O meu heterónimo
Heterónimo, dizes-me. É tão simples como isso, um Heterónimo. Levantas a voz, como se o sonho te pertencesse. Ele não te pertence, é meu. Fui eu que te sonhei, fui eu que te imaginei e fui eu que te dei vida, neste mundo imaginário criado pelo meu pensamento cansado. Imaginação, não passas disso. Sentir? Não acredito que o consigas fazer. Pensar? Tão pouco.
Os teus olhos são vazios. Não têm esperança nem sonhos. Dizes sonhar dessa maneira? Não sejas patético. Apenas sonha quem existe, quem pensa e sente. Eu sonho porque te criei, e criei-te porque sonho. Não és mais que a minha vontade de comover com a razão e de pensar com o coração. És o impossível em mim, e por isso sei que não existes para além desta corrente de pensamentos adormecidos a que chamamos sonhos.
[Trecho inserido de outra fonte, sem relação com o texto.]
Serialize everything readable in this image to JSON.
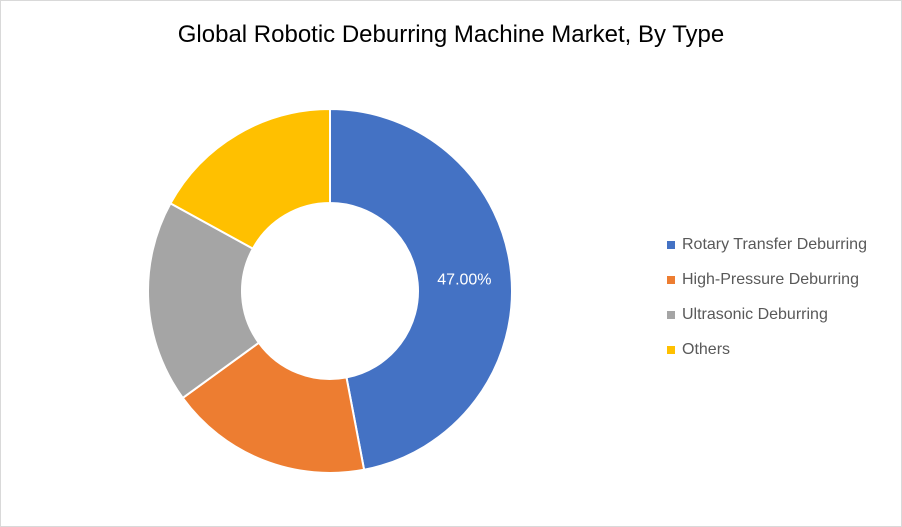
{
  "chart_data": {
    "type": "pie",
    "variant": "donut",
    "title": "Global Robotic Deburring Machine Market, By Type",
    "categories": [
      "Rotary Transfer Deburring",
      "High-Pressure Deburring",
      "Ultrasonic Deburring",
      "Others"
    ],
    "values": [
      47,
      18,
      18,
      17
    ],
    "unit": "%",
    "colors": [
      "#4472C4",
      "#ED7D31",
      "#A5A5A5",
      "#FFC000"
    ],
    "data_labels": [
      "47.00%",
      "",
      "",
      ""
    ],
    "legend_position": "right"
  }
}
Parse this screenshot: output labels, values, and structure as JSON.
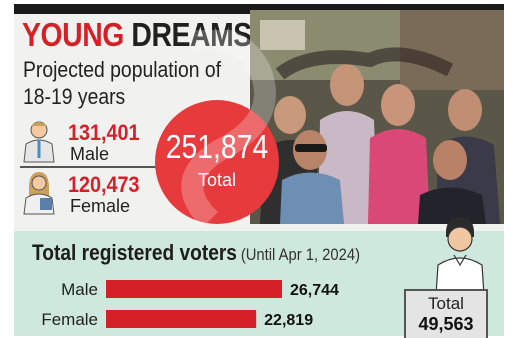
{
  "title": {
    "highlight": "YOUNG",
    "rest": "DREAMS"
  },
  "subtitle": "Projected population of 18-19 years",
  "stats": {
    "male": {
      "value": "131,401",
      "label": "Male"
    },
    "female": {
      "value": "120,473",
      "label": "Female"
    }
  },
  "total_population": {
    "value": "251,874",
    "label": "Total"
  },
  "voters": {
    "title": "Total registered voters",
    "note": "(Until Apr 1, 2024)",
    "total_label": "Total",
    "total_value": "49,563"
  },
  "colors": {
    "accent": "#d62027",
    "band": "#cfe8dd",
    "circle": "#e73a3d"
  },
  "chart_data": [
    {
      "type": "bar",
      "orientation": "horizontal",
      "title": "Total registered voters",
      "subtitle": "(Until Apr 1, 2024)",
      "categories": [
        "Male",
        "Female"
      ],
      "values": [
        26744,
        22819
      ],
      "value_labels": [
        "26,744",
        "22,819"
      ],
      "grid": false
    },
    {
      "type": "table",
      "title": "Projected population of 18-19 years",
      "categories": [
        "Male",
        "Female",
        "Total"
      ],
      "values": [
        131401,
        120473,
        251874
      ]
    }
  ]
}
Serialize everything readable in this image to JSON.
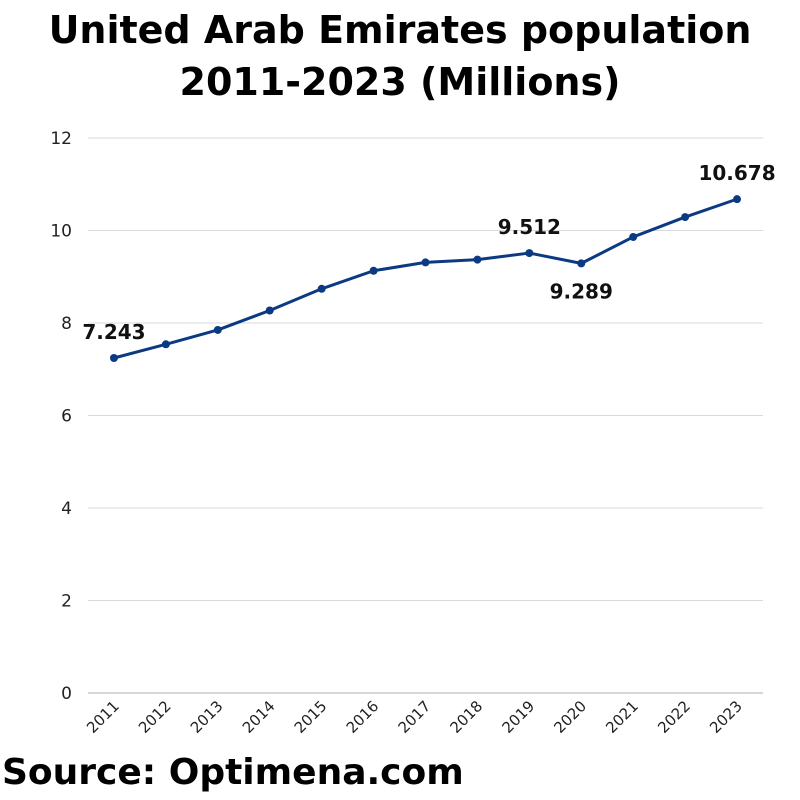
{
  "chart_data": {
    "type": "line",
    "title": "United Arab Emirates population 2011-2023 (Millions)",
    "categories": [
      "2011",
      "2012",
      "2013",
      "2014",
      "2015",
      "2016",
      "2017",
      "2018",
      "2019",
      "2020",
      "2021",
      "2022",
      "2023"
    ],
    "series": [
      {
        "values": [
          7.243,
          7.54,
          7.85,
          8.27,
          8.74,
          9.13,
          9.31,
          9.37,
          9.512,
          9.289,
          9.86,
          10.29,
          10.678
        ]
      }
    ],
    "data_labels": [
      {
        "index": 0,
        "text": "7.243",
        "position": "above"
      },
      {
        "index": 8,
        "text": "9.512",
        "position": "above"
      },
      {
        "index": 9,
        "text": "9.289",
        "position": "below"
      },
      {
        "index": 12,
        "text": "10.678",
        "position": "above"
      }
    ],
    "ylim": [
      0,
      12
    ],
    "yticks": [
      0,
      2,
      4,
      6,
      8,
      10,
      12
    ],
    "xlabel": "",
    "ylabel": "",
    "grid": "horizontal",
    "legend": "none",
    "line_color": "#0b3a82"
  },
  "footer": {
    "source": "Source: Optimena.com"
  }
}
Dizes amar mais do que alguma vez amei. Dizes sentir muito mais do que alguma vez senti. Abalas-me o coração com essa certeza viva e sentida. Mas, nem por isso, os teus olhos começam a brilhar. És vazio. Sentes-te oco por dentro, e tu sabe-lo. Desejas viver e aprender com o mundo, desejas amar alguém verdadeiro, que sinta com o coração, que te veja com olhos de ver e que te sinta com mãos de sentir.
És um invasor do meu imaginário. Um simples fugitivo, que passa de sonho em sonho à procura de abrigo, à procura, nem que seja, de uma razão para viver. Mas eu não sou um poeta de pluralidades. Nem poeta sou, tão pouco. A minha alma só me é dedicada a mim, e os pensamentos renegam outra existência que não a minha. As portas estão fechadas. Por mais que levantes a voz, por mais que sintas e por mais que justifiques a tua existência, nunca passarás de um invasor da minha alma.
Se o mundo se modelasse aos nossos gostos, seria eu a deambular de alma em alma à procura de um lar, de alguém que me aceitasse como uma extensão do seu ser – seria essa a tua vontade. Se as vontades de cada um fossem as modas mundanas, terias um corpo e uma mente. Irias recusar-me tal e qual como eu te recusei. Continuarias a amar e a sentir mais do que eu, porque, afinal, és o que eu julgo ser impossível em mim.
Eu amo, eu sinto. O meu coração sofre com a amargura. Eu sofro com a amargura. Um homem não é nada se não amar, se não tiver uma mulher a quem se entregar. Eu sou assim, um homem normal. Tenho ambições que vão muito mais além do racional. Sonho, mas através de mim mesmo, sem me soltar da minha pessoa para que alguém venha preencher o vazio que há na minha mente. E sei, por certeza minha, que não passas de um sonho, de um pensamento que se quer ver realizado mas que não sabe como fazê-lo.
Irei acordar, e não estarás lá.
E assim foi. Heterónimo? Não o tenho. Sou apenas eu, sem mestre nem rebanho para comandar. A singularidade é a máxima ambição - esta alma tem segredos que só a minha vontade pode desvendar.
Olho o rio de fora. É forte, a corrente. Tanta água só pode desaguar nas lágrimas do mundo - mas o mar é tão vasto, tão grande e vazio. Vou saltar para a corrente. Queria companhia, mas sou só eu. Somente eu…
Diogo Luz Lourenço 12º ano
Meu amigo Diogo, excelente reflexão de quem procura o "eu" e sente uma necessidade de o encontrar. Excelente texto! Parabéns! Um abraço!